Replies from: Viliam↑ comment by Viliam · 2019-08-18T12:40:38.433Z · LW(p) · GW(p)
My understanding is that the article makes these claims:
1. Universes with "more complex rules" than ours are actually less likely to contain life, because there are more possibilities how things could go wrong.
2. Universes with "more complex rules" are a priori less likely.
Therefore: If our universe is a simulation in another universe, the parent universe likely doesn't have "more complex rules" than ours, because the probability penalty for having "more complex rules" outweighs the fact that such universe could easily find enough computing power to simulate many universes like ours.
I am not defending the assumptions, nor the conclusion, only trying to provide a summary with fewer buzzwords. (Actually, I agree with the assumption 2, but I am not convinced about the rest.)
comment by TAG · 2019-08-18T23:58:01.572Z · LW(p) · GW(p)
If we are to define some prior distribution over what exists, out beyond what we can see, kolmogorov complexity seems like a sensible metric to use.
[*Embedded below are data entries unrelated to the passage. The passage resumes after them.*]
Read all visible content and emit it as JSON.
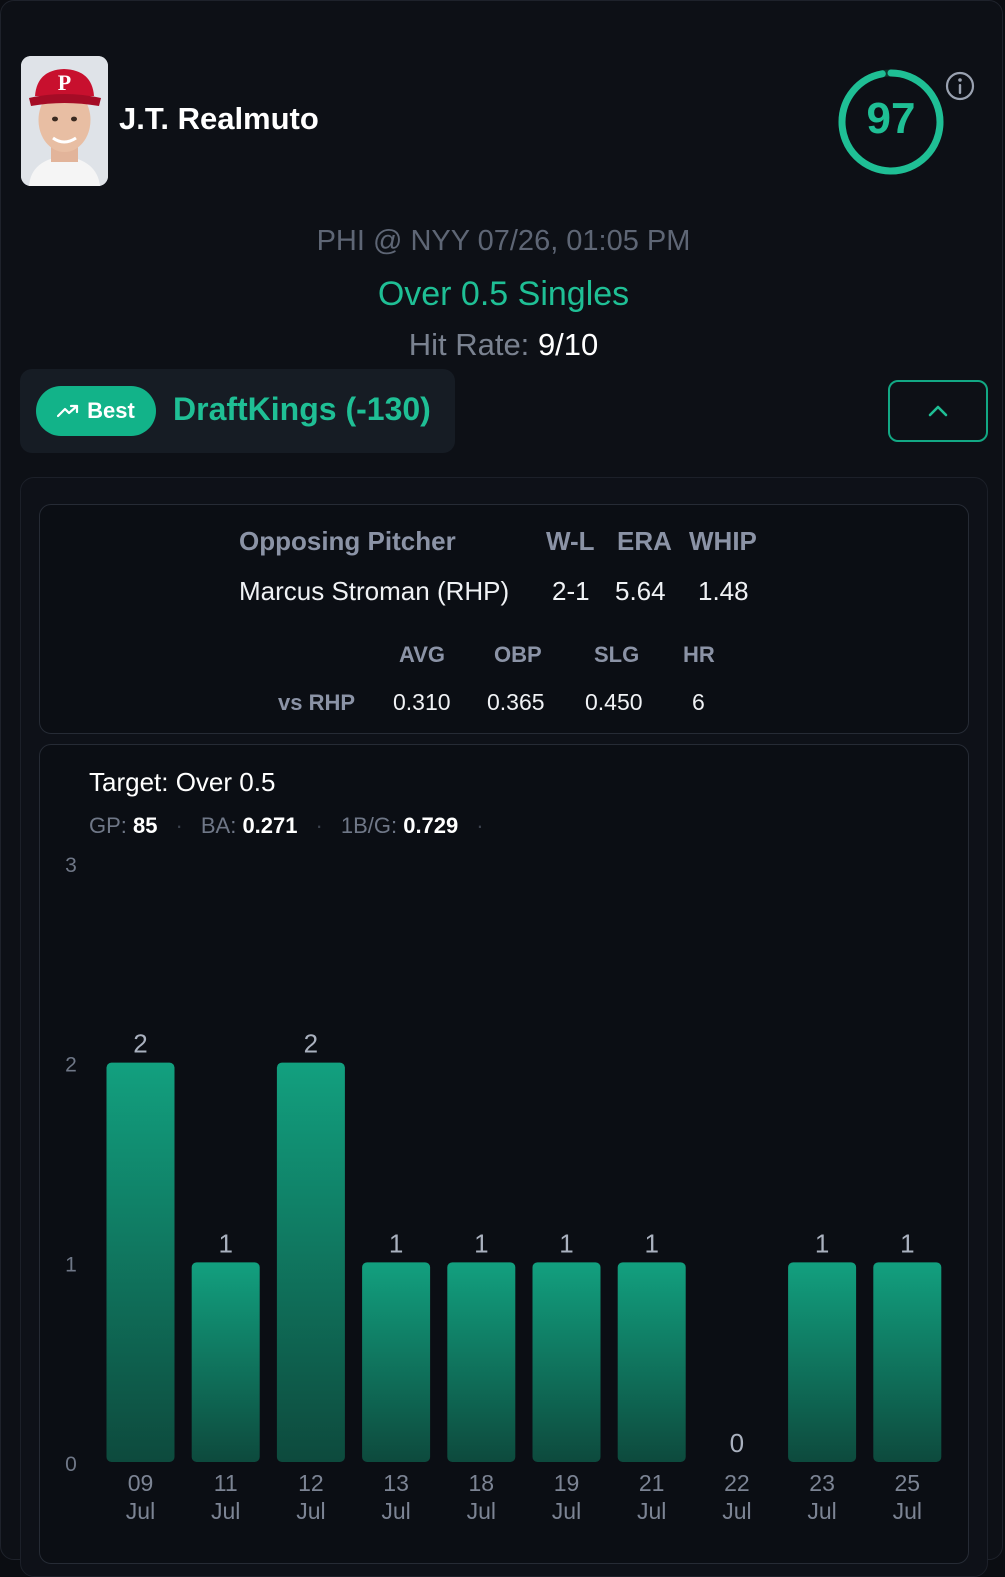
{
  "player": {
    "name": "J.T. Realmuto",
    "score": "97"
  },
  "game": {
    "matchup": "PHI @ NYY 07/26, 01:05 PM",
    "market": "Over 0.5 Singles",
    "hit_rate_label": "Hit Rate:",
    "hit_rate_value": "9/10"
  },
  "book": {
    "badge_label": "Best",
    "name": "DraftKings (-130)"
  },
  "pitcher": {
    "header_label": "Opposing Pitcher",
    "cols": [
      "W-L",
      "ERA",
      "WHIP"
    ],
    "name": "Marcus Stroman (RHP)",
    "wl": "2-1",
    "era": "5.64",
    "whip": "1.48",
    "split_cols": [
      "AVG",
      "OBP",
      "SLG",
      "HR"
    ],
    "split_label": "vs RHP",
    "split_values": [
      "0.310",
      "0.365",
      "0.450",
      "6"
    ]
  },
  "chart_header": {
    "target": "Target: Over 0.5",
    "gp_label": "GP:",
    "gp": "85",
    "ba_label": "BA:",
    "ba": "0.271",
    "pg_label": "1B/G:",
    "pg": "0.729"
  },
  "colors": {
    "accent": "#1fbf95",
    "bar_top": "#12a07f",
    "bar_bottom": "#0d4a3d"
  },
  "chart_data": {
    "type": "bar",
    "categories": [
      "09 Jul",
      "11 Jul",
      "12 Jul",
      "13 Jul",
      "18 Jul",
      "19 Jul",
      "21 Jul",
      "22 Jul",
      "23 Jul",
      "25 Jul"
    ],
    "values": [
      2,
      1,
      2,
      1,
      1,
      1,
      1,
      0,
      1,
      1
    ],
    "yticks": [
      0,
      1,
      2,
      3
    ],
    "ylim": [
      0,
      3
    ],
    "title": "",
    "xlabel": "",
    "ylabel": ""
  }
}
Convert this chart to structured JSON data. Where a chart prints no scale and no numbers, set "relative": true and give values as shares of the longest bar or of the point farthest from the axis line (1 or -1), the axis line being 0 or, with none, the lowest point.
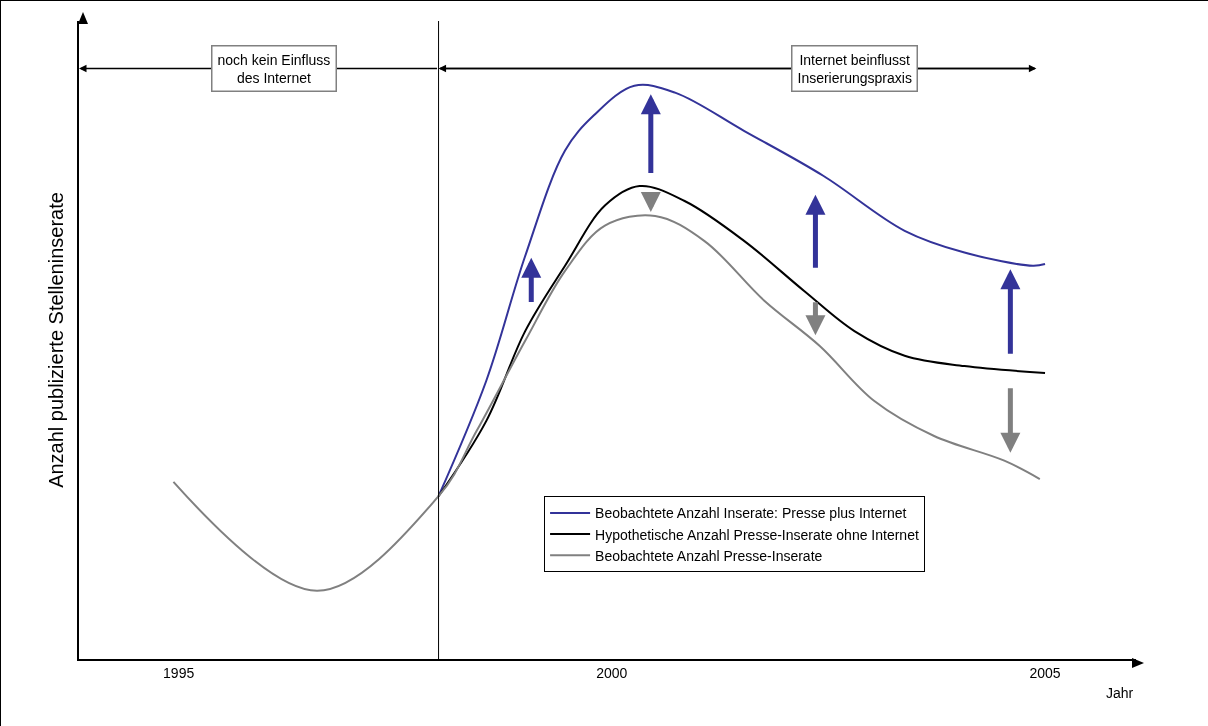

A universe generated by a small machine is much more likely a-priori—perhaps we should assume it occurs with much greater frequency—than a universe that can only be generated by a large machine.
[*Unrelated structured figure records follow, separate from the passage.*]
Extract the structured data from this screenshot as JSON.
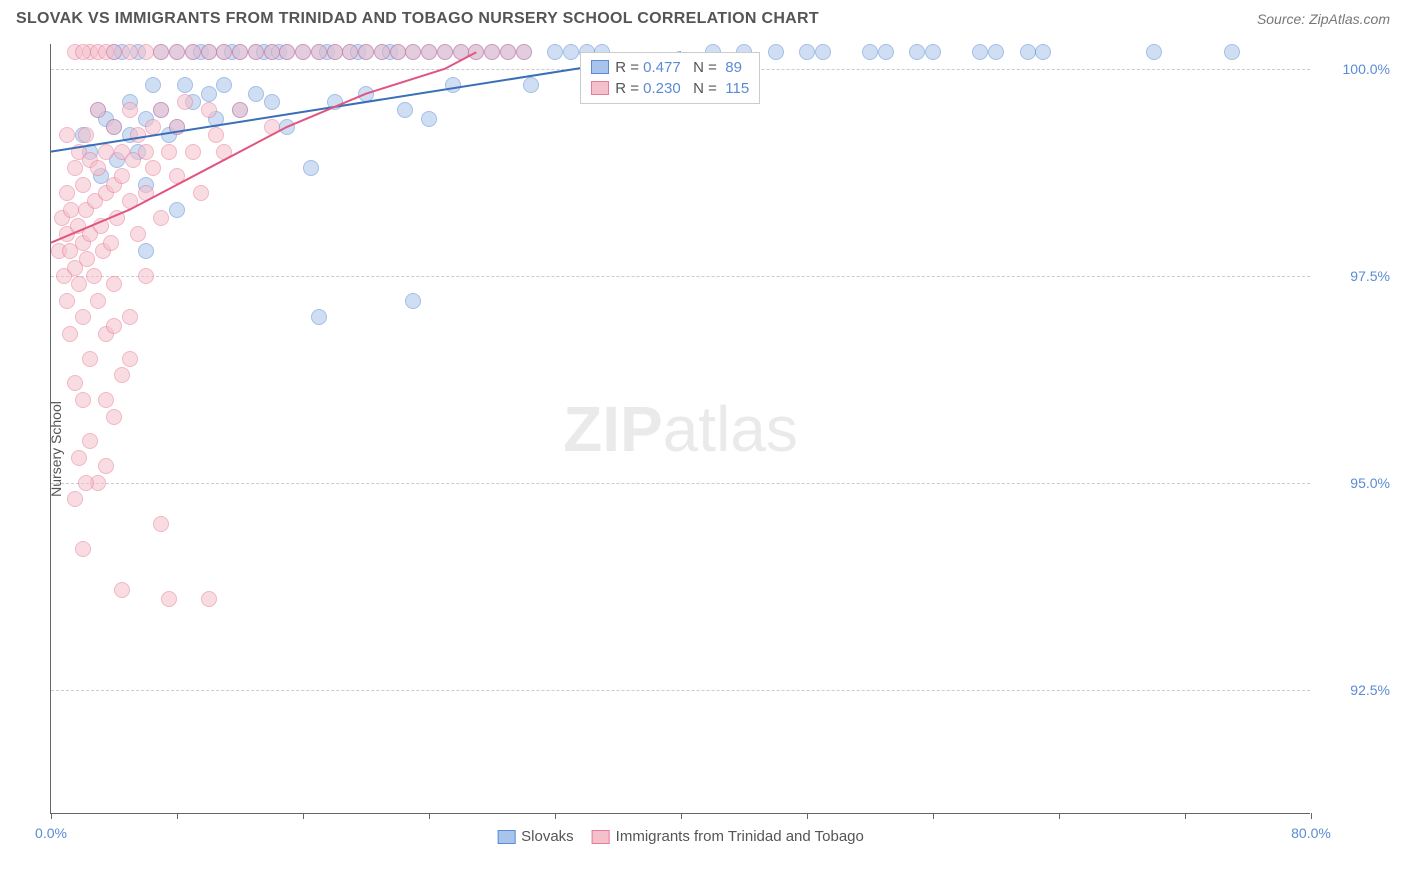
{
  "header": {
    "title": "SLOVAK VS IMMIGRANTS FROM TRINIDAD AND TOBAGO NURSERY SCHOOL CORRELATION CHART",
    "source_prefix": "Source: ",
    "source_name": "ZipAtlas.com"
  },
  "chart": {
    "type": "scatter",
    "y_axis_label": "Nursery School",
    "watermark_bold": "ZIP",
    "watermark_rest": "atlas",
    "xlim": [
      0,
      80
    ],
    "ylim": [
      91,
      100.3
    ],
    "x_ticks": [
      0,
      8,
      16,
      24,
      32,
      40,
      48,
      56,
      64,
      72,
      80
    ],
    "x_tick_labels_shown": {
      "0": "0.0%",
      "80": "80.0%"
    },
    "y_ticks": [
      92.5,
      95.0,
      97.5,
      100.0
    ],
    "y_tick_labels": [
      "92.5%",
      "95.0%",
      "97.5%",
      "100.0%"
    ],
    "grid_color": "#cccccc",
    "axis_color": "#666666",
    "tick_label_color": "#5b8bd4",
    "label_color": "#555555",
    "point_radius": 8,
    "point_opacity": 0.55,
    "series": [
      {
        "name": "Slovaks",
        "color_fill": "#a8c4ea",
        "color_stroke": "#5b8bd4",
        "R": "0.477",
        "N": "89",
        "trend": {
          "x1": 0,
          "y1": 99.0,
          "x2": 40,
          "y2": 100.2,
          "color": "#3a6fb7",
          "width": 2
        },
        "points": [
          [
            2,
            99.2
          ],
          [
            2.5,
            99.0
          ],
          [
            3,
            99.5
          ],
          [
            3.2,
            98.7
          ],
          [
            3.5,
            99.4
          ],
          [
            4,
            99.3
          ],
          [
            4,
            100.2
          ],
          [
            4.2,
            98.9
          ],
          [
            4.5,
            100.2
          ],
          [
            5,
            99.2
          ],
          [
            5,
            99.6
          ],
          [
            5.5,
            99.0
          ],
          [
            5.5,
            100.2
          ],
          [
            6,
            99.4
          ],
          [
            6,
            98.6
          ],
          [
            6.5,
            99.8
          ],
          [
            7,
            100.2
          ],
          [
            7,
            99.5
          ],
          [
            7.5,
            99.2
          ],
          [
            8,
            99.3
          ],
          [
            8,
            100.2
          ],
          [
            8.5,
            99.8
          ],
          [
            9,
            99.6
          ],
          [
            9,
            100.2
          ],
          [
            9.5,
            100.2
          ],
          [
            10,
            99.7
          ],
          [
            10,
            100.2
          ],
          [
            10.5,
            99.4
          ],
          [
            11,
            100.2
          ],
          [
            11,
            99.8
          ],
          [
            11.5,
            100.2
          ],
          [
            12,
            99.5
          ],
          [
            12,
            100.2
          ],
          [
            13,
            100.2
          ],
          [
            13,
            99.7
          ],
          [
            13.5,
            100.2
          ],
          [
            14,
            100.2
          ],
          [
            14,
            99.6
          ],
          [
            14.5,
            100.2
          ],
          [
            15,
            99.3
          ],
          [
            15,
            100.2
          ],
          [
            16,
            100.2
          ],
          [
            16.5,
            98.8
          ],
          [
            17,
            100.2
          ],
          [
            17.5,
            100.2
          ],
          [
            18,
            100.2
          ],
          [
            18,
            99.6
          ],
          [
            19,
            100.2
          ],
          [
            19.5,
            100.2
          ],
          [
            20,
            100.2
          ],
          [
            20,
            99.7
          ],
          [
            21,
            100.2
          ],
          [
            21.5,
            100.2
          ],
          [
            22,
            100.2
          ],
          [
            22.5,
            99.5
          ],
          [
            23,
            100.2
          ],
          [
            24,
            100.2
          ],
          [
            24,
            99.4
          ],
          [
            25,
            100.2
          ],
          [
            25.5,
            99.8
          ],
          [
            26,
            100.2
          ],
          [
            27,
            100.2
          ],
          [
            28,
            100.2
          ],
          [
            29,
            100.2
          ],
          [
            30,
            100.2
          ],
          [
            30.5,
            99.8
          ],
          [
            32,
            100.2
          ],
          [
            33,
            100.2
          ],
          [
            34,
            100.2
          ],
          [
            35,
            100.2
          ],
          [
            42,
            100.2
          ],
          [
            44,
            100.2
          ],
          [
            46,
            100.2
          ],
          [
            48,
            100.2
          ],
          [
            49,
            100.2
          ],
          [
            52,
            100.2
          ],
          [
            53,
            100.2
          ],
          [
            55,
            100.2
          ],
          [
            56,
            100.2
          ],
          [
            59,
            100.2
          ],
          [
            60,
            100.2
          ],
          [
            62,
            100.2
          ],
          [
            63,
            100.2
          ],
          [
            70,
            100.2
          ],
          [
            75,
            100.2
          ],
          [
            17,
            97.0
          ],
          [
            23,
            97.2
          ],
          [
            6,
            97.8
          ],
          [
            8,
            98.3
          ]
        ]
      },
      {
        "name": "Immigrants from Trinidad and Tobago",
        "color_fill": "#f4c0cc",
        "color_stroke": "#e87b9a",
        "R": "0.230",
        "N": "115",
        "trend_curve": {
          "color": "#e15582",
          "width": 2,
          "path": [
            [
              0,
              97.9
            ],
            [
              5,
              98.3
            ],
            [
              10,
              98.8
            ],
            [
              15,
              99.3
            ],
            [
              20,
              99.7
            ],
            [
              25,
              100.0
            ],
            [
              27,
              100.2
            ]
          ]
        },
        "points": [
          [
            0.5,
            97.8
          ],
          [
            0.7,
            98.2
          ],
          [
            0.8,
            97.5
          ],
          [
            1,
            98.0
          ],
          [
            1,
            97.2
          ],
          [
            1,
            98.5
          ],
          [
            1.2,
            97.8
          ],
          [
            1.2,
            96.8
          ],
          [
            1.3,
            98.3
          ],
          [
            1.5,
            97.6
          ],
          [
            1.5,
            98.8
          ],
          [
            1.5,
            96.2
          ],
          [
            1.7,
            98.1
          ],
          [
            1.8,
            97.4
          ],
          [
            1.8,
            99.0
          ],
          [
            2,
            97.9
          ],
          [
            2,
            98.6
          ],
          [
            2,
            97.0
          ],
          [
            2,
            96.0
          ],
          [
            2.2,
            98.3
          ],
          [
            2.2,
            99.2
          ],
          [
            2.3,
            97.7
          ],
          [
            2.5,
            98.0
          ],
          [
            2.5,
            98.9
          ],
          [
            2.5,
            96.5
          ],
          [
            2.5,
            100.2
          ],
          [
            2.7,
            97.5
          ],
          [
            2.8,
            98.4
          ],
          [
            3,
            98.8
          ],
          [
            3,
            97.2
          ],
          [
            3,
            99.5
          ],
          [
            3,
            100.2
          ],
          [
            3.2,
            98.1
          ],
          [
            3.3,
            97.8
          ],
          [
            3.5,
            99.0
          ],
          [
            3.5,
            98.5
          ],
          [
            3.5,
            96.8
          ],
          [
            3.5,
            95.2
          ],
          [
            3.5,
            100.2
          ],
          [
            3.8,
            97.9
          ],
          [
            4,
            98.6
          ],
          [
            4,
            99.3
          ],
          [
            4,
            97.4
          ],
          [
            4,
            100.2
          ],
          [
            4.2,
            98.2
          ],
          [
            4.5,
            99.0
          ],
          [
            4.5,
            98.7
          ],
          [
            4.5,
            93.7
          ],
          [
            5,
            98.4
          ],
          [
            5,
            99.5
          ],
          [
            5,
            97.0
          ],
          [
            5,
            100.2
          ],
          [
            5.2,
            98.9
          ],
          [
            5.5,
            99.2
          ],
          [
            5.5,
            98.0
          ],
          [
            6,
            99.0
          ],
          [
            6,
            98.5
          ],
          [
            6,
            100.2
          ],
          [
            6,
            97.5
          ],
          [
            6.5,
            99.3
          ],
          [
            6.5,
            98.8
          ],
          [
            7,
            99.5
          ],
          [
            7,
            98.2
          ],
          [
            7,
            100.2
          ],
          [
            7,
            94.5
          ],
          [
            7.5,
            99.0
          ],
          [
            7.5,
            93.6
          ],
          [
            8,
            99.3
          ],
          [
            8,
            98.7
          ],
          [
            8,
            100.2
          ],
          [
            8.5,
            99.6
          ],
          [
            9,
            99.0
          ],
          [
            9,
            100.2
          ],
          [
            9.5,
            98.5
          ],
          [
            10,
            99.5
          ],
          [
            10,
            100.2
          ],
          [
            10,
            93.6
          ],
          [
            10.5,
            99.2
          ],
          [
            11,
            100.2
          ],
          [
            11,
            99.0
          ],
          [
            12,
            100.2
          ],
          [
            12,
            99.5
          ],
          [
            13,
            100.2
          ],
          [
            14,
            100.2
          ],
          [
            14,
            99.3
          ],
          [
            15,
            100.2
          ],
          [
            16,
            100.2
          ],
          [
            17,
            100.2
          ],
          [
            18,
            100.2
          ],
          [
            19,
            100.2
          ],
          [
            20,
            100.2
          ],
          [
            21,
            100.2
          ],
          [
            22,
            100.2
          ],
          [
            23,
            100.2
          ],
          [
            24,
            100.2
          ],
          [
            25,
            100.2
          ],
          [
            26,
            100.2
          ],
          [
            27,
            100.2
          ],
          [
            28,
            100.2
          ],
          [
            2,
            94.2
          ],
          [
            1.5,
            94.8
          ],
          [
            2.5,
            95.5
          ],
          [
            3,
            95.0
          ],
          [
            3.5,
            96.0
          ],
          [
            4,
            95.8
          ],
          [
            4.5,
            96.3
          ],
          [
            5,
            96.5
          ],
          [
            1.8,
            95.3
          ],
          [
            2.2,
            95.0
          ],
          [
            1,
            99.2
          ],
          [
            1.5,
            100.2
          ],
          [
            2,
            100.2
          ],
          [
            4,
            96.9
          ],
          [
            29,
            100.2
          ],
          [
            30,
            100.2
          ]
        ]
      }
    ],
    "legend_box": {
      "top_pct": 1,
      "left_pct": 42
    },
    "bottom_legend": [
      "Slovaks",
      "Immigrants from Trinidad and Tobago"
    ]
  }
}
But an unsimulated universe is likeliest of all, by the same reasoning.
Actually, you don't need to use K complexity specifically...most versions of occams razor weigh against a simulated universe.
I propose that the maximum number of simple simulated universes that could be hosted within a supercomplex universe is unlikely to outnumber the natural instances of simple universes that lay about in the multiverse’s bulk.
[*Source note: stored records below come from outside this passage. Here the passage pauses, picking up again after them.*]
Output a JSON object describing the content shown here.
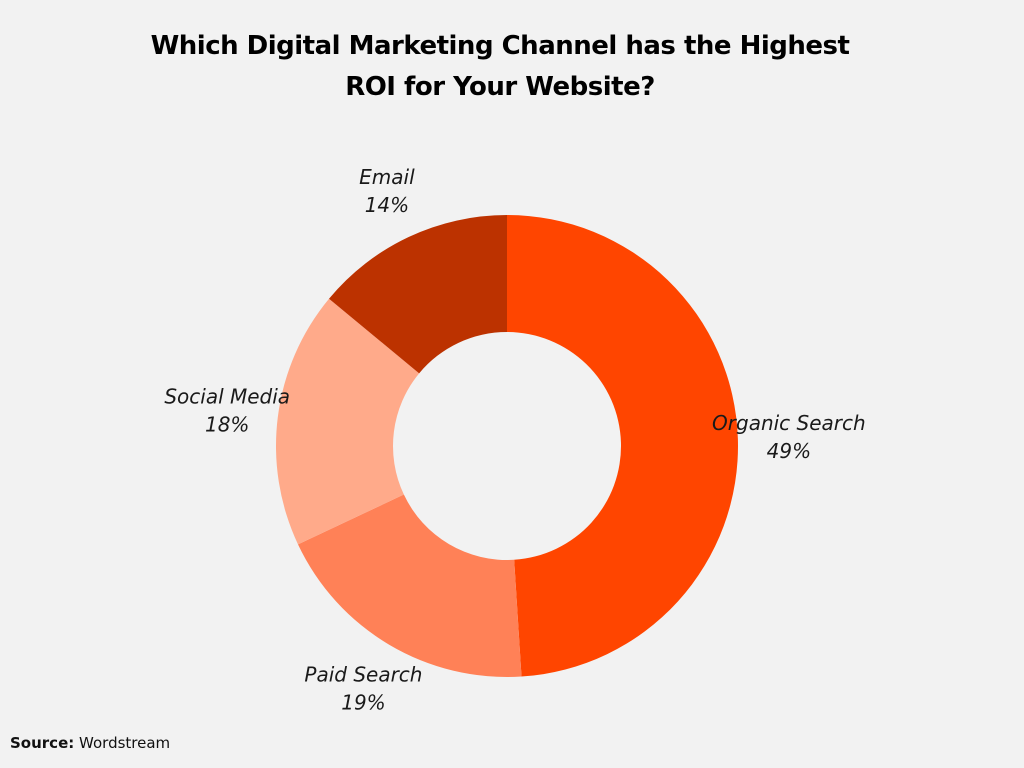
{
  "chart_data": {
    "type": "pie",
    "variant": "donut",
    "title_lines": [
      "Which Digital Marketing Channel has the Highest",
      "ROI for Your Website?"
    ],
    "slices": [
      {
        "label": "Organic Search",
        "value": 49,
        "value_label": "49%",
        "color": "#ff4500"
      },
      {
        "label": "Paid Search",
        "value": 19,
        "value_label": "19%",
        "color": "#ff8157"
      },
      {
        "label": "Social Media",
        "value": 18,
        "value_label": "18%",
        "color": "#ffaa8a"
      },
      {
        "label": "Email",
        "value": 14,
        "value_label": "14%",
        "color": "#bc3200"
      }
    ],
    "start_direction": "top",
    "order": "clockwise",
    "legend": "none"
  },
  "source": {
    "label": "Source:",
    "text": "Wordstream"
  }
}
That's uncountable infinity in many versions of MW theory,so it's hard to exceed. But if you are going to treat MW theory as the main alternative to simulationism, you need to argue for it to some extent.
comment by mako yass (MakoYass) · 2019-08-18T04:29:47.529Z · LW(p) · GW(p)
I should note, I don't know how to argue persuasively for faith in solomonoff induction (especially as a model of the shape of the multiverse). It's sort of at the root of our epistemology. We believe it because we have to ground truth on something, and it seems to work better than anything else.
I can only hope someone will be able to take this argument and formalise it more thoroughly in the same way that hofstadter's superrationality has been lifted up into FDT and stuff (does MIRI's family of decision theories have a name? Is it "LDTs"? I've been wanting to call them "reflective decision theories" (because they reflect each other, and they reflect upon themselves) but that seemed to be already in use. (Though, maybe we shouldn't let that stop us!))
Replies from: Gurkenglas↑ comment by Gurkenglas · 2019-08-20T22:19:04.751Z · LW(p) · GW(p)
I'd say that the only way to persuade someone using epistomology A of epistomology B is to show that A endorses B. Humans have a natural epistemology that can be idealized as a Bayesian prior of hypotheses being more or less plausible interacting with worldly observations. "The world runs on math." starts out with some plausibility, and then quickly drowns out its alternatives given the right evidence. Getting to Solomonoff Induction is then just a matter of ruling out the alternatives, like a variant of Occam's razor which counts postulated entities. (That one is ruled out because is forbids postulating galaxies made of billions of stars.)
In the end, our posterior is still human-specializing-to-math-specializing-to-Solomonoff. If we find some way to interact with uncomputable entities, we will modify Solomonoff to not need to run on Turing machines. If we find that Archangel Uriel ported the universe to a more stable substrate than divine essence in 500 BC, we will continue to function with only slight existential distress.